Pub Date: Oct. 1st, 2013
ISBN: 978-1-4516-6119-4
Publisher: Simon & Schuster

Funny, engaging first-person account of the making of The Room (2003), “the Citizen Kane of bad movies.”

French-American actor Sestero collaborates with acclaimed author Bissell (Magic Hours: Essays on Creators and Creation, 2012, etc.), producing a deft, energetic narrative as concerned with the romantic American obsession with celebrity as with his trying involvement with The Room and its notorious producer/director/writer/star, Tommy Wiseau.
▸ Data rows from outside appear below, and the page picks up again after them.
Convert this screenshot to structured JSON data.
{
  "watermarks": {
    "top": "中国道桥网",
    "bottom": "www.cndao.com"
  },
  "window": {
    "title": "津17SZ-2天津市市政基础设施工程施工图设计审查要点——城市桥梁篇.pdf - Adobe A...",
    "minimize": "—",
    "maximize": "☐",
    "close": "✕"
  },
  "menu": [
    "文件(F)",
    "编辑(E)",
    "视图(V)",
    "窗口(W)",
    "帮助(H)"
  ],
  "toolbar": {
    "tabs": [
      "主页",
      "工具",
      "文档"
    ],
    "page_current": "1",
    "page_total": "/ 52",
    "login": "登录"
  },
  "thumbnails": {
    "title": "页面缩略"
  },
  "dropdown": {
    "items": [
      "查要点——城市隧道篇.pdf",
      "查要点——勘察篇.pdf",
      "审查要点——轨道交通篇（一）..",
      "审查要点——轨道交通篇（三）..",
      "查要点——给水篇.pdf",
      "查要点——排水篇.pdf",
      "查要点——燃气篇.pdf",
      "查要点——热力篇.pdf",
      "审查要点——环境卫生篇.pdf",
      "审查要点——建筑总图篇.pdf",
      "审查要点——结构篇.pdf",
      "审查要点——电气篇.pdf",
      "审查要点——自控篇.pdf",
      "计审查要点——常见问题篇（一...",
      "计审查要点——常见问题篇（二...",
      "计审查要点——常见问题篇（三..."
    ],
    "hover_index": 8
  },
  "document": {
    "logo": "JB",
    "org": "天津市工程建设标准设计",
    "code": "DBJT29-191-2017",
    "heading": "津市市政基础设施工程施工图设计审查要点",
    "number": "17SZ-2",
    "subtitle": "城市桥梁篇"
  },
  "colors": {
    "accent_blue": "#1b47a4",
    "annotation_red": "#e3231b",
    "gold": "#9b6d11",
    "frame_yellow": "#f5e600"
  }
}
Wiseau dominates his bewildering, unintentionally hilarious film, so Sestero’s focus on trying to understand his friend’s baffling background and motivations gives the story of their relationship surprising depth, even though Wiseau comes off as creepy, self-centered and socially inept (though often bighearted and generous toward the youthful Sestero, possibly his only friend). The narrative follows two strands, one beginning with their 1998 meeting in an acting class where Wiseau presented “beautifully, chaotically wrong performances,” and the other covering The Room’s production, for which Sestero served as both line producer and (at the last minute) as a replacement actor in a key role. Fans of the film will be pleased to learn that making it was an equally punishing and surreal experience, as the manipulative, confusing Wiseau’s relations with the cast were “disastrously intemperate.” Yet, Wiseau spent so much of his own money that a major Hollywood equipment supplier felt compelled to aid him through the production, even as crew members routinely quit in dismay. Sestero now seems mystified by his willingness to spend time on “Tommy’s Planet,” having wrongly assumed that Wiseau’s vanity project would never reach completion. However, he argues that for all Wiseau’s flaws, their friendship provided his abashed younger self with needed inspiration: “He was simply magically uninhibited.” Sestero critiques the movie as Tommy’s “dream life in line with what he thought an American would want.” This may explain why his objectively terrible film nonetheless struck a chord, although the narrative does not explore its cult afterlife, ending abruptly at the film’s premiere.

An improbably resonant tale of warped creativity and friendship.